Prevention includes planting in sterile potting soils. Soilless mixes have less of a chance of developing fungal disease and are best for potting. Mixes heavy in peat moss and perlite allow for good drainage and slow fungal spread.
People planting in garden beds should use Mycostop to protect seeds from fungi. Also pretreat plants that you are transplanting, and do a soil drench in the bed. This will prevent fungal growth in your soil.
Another problem is caused by botrytis cinerea. This is also a fungal disease, but it’s a bit more readily treatable. Sometimes called grey mold, it creates dusty grey spores on plants. Damping-off can occur in seedlings, as can stem rot.
Bacterial leaf spotting and blight is another problem. Xanthomonas campestris pv. begoniae causes water-soaked haloes with yellow edges on leaves. Reiger-type begonias can become systemically infected with this bacteria. In other begonias, it spreads from leaf to leaf, and will kill the leaves off one at a time.
To avoid this bacterial leaf spot, remove infected leaves as they appear. Avoid watering from overhead. Reiger begonias should be removed and destroyed to prevent bacterial spread. Do not propagate from infected plants.
White powdery mildew is a common problem when leaves stay wet for long periods of time. This is thankfully one of the easiest diseases to treat! Spraying neem oil on all leaf surfaces will clear it up quickly. Regular sprayings of neem oil also keep it at bay, and reduce pest populations in your plantings.

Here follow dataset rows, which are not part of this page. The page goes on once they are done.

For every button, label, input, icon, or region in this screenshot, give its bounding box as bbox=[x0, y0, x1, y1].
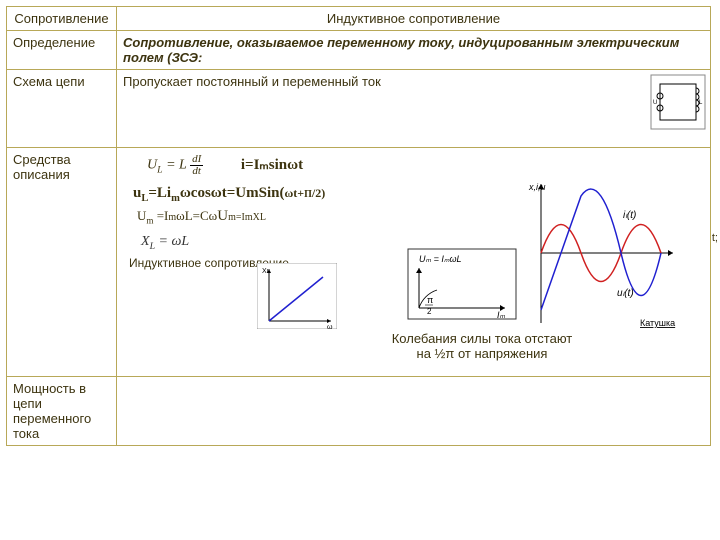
svg-text:Uₘ = IₘωL: Uₘ = IₘωL bbox=[419, 254, 462, 264]
t-arrow-label: t; bbox=[712, 232, 718, 244]
svg-text:2: 2 bbox=[427, 307, 432, 316]
circuit-cell: Пропускает постоянный и переменный ток U… bbox=[117, 70, 711, 148]
formula-ul-eq: UL = L dIdt bbox=[143, 152, 207, 179]
header-col1: Сопротивление bbox=[7, 7, 117, 31]
svg-text:x,i,u: x,i,u bbox=[528, 182, 546, 192]
osc-line1: Колебания силы тока отстают bbox=[392, 331, 573, 346]
svg-text:iₗ(t): iₗ(t) bbox=[623, 210, 636, 221]
circuit-diagram-icon: U L bbox=[650, 74, 706, 130]
description-label: Средства описания bbox=[7, 148, 117, 377]
svg-text:uₗ(t): uₗ(t) bbox=[617, 288, 634, 299]
phasor-box-icon: Uₘ = IₘωL π 2 Iₘ bbox=[407, 248, 517, 320]
svg-text:Xʟ: Xʟ bbox=[262, 268, 270, 275]
circuit-label: Схема цепи bbox=[7, 70, 117, 148]
waveform-graph-icon: x,i,u iₗ(t) uₗ(t) Катушка bbox=[525, 178, 680, 328]
svg-text:Iₘ: Iₘ bbox=[497, 310, 506, 320]
circuit-text: Пропускает постоянный и переменный ток bbox=[123, 74, 381, 89]
header-col2: Индуктивное сопротивление bbox=[117, 7, 711, 31]
svg-text:Катушка: Катушка bbox=[640, 318, 675, 328]
formula-xl: XL = ωL bbox=[137, 232, 193, 254]
definition-label: Определение bbox=[7, 31, 117, 70]
osc-line2: на ½π от напряжения bbox=[417, 346, 548, 361]
power-label: Мощность в цепи переменного тока bbox=[7, 377, 117, 446]
description-cell: UL = L dIdt i=Iₘsinωt uL=Limωcosωt=UmSin… bbox=[117, 148, 711, 377]
svg-text:ω: ω bbox=[327, 324, 333, 329]
definition-text: Сопротивление, оказываемое переменному т… bbox=[117, 31, 711, 70]
power-cell bbox=[117, 377, 711, 446]
xl-linear-graph-icon: Xʟ ω bbox=[257, 263, 337, 329]
svg-text:π: π bbox=[427, 295, 433, 305]
svg-text:U: U bbox=[653, 100, 657, 106]
oscillation-text-block: Колебания силы тока отстают на ½π от нап… bbox=[347, 331, 617, 361]
formula-i: i=Iₘsinωt bbox=[241, 157, 303, 173]
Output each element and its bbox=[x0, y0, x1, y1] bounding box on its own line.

Finally, there’s multiple viruses which will strike your begonia plant. These include cucumber mosaic virus, tobacco ring spot, tobacco necrosis virus, impatiens necrotic spot, and broadbean wilt. Many are transmitted by aphids and thrips.
Infected begonia plants must be destroyed. These virii have no treatment methods currently. Destruction of infected plants reduces the likelihood of further spread. Avoid pests on your plants.
Frequently Asked Questions
Q: Can you tell me how to overwinter begonias?
A: Wax begonias and most rhizomatous begonias should be brought indoors to overwinter. They need to maintain a low temperature of about 60 degrees. Ensure they have enough light, using a grow light if necessary.
Tuberous begonias can overwinter as a cured tuber packed in peat moss in a dry environment. Read the segment on propagation, which describes how to separate and store tubers.
If you live in an environment that seldom gets below 50 degrees in the winter, you can opt to overwinter outside. During cold snaps, you can place a cold frame or plastic sheeting over the plants to maintain warmth. A string of large Christmas lights can add extra warmth around your plants.
Q: Are begonias annual or perennial?
A: While some species of begonia can be grown as a perennial in zones 9-10, most grow them as annuals. Begonias are not frost-tolerant, and temperatures below 50 degrees can damage them.
Sure, begonias may seem complex – there’s only thousands of them! But they don’t have to be impossible. You can have a bounty of begonias in your home or garden as long as you give them the proper care. What’s your favorite type of begonia? Let me know in the comments!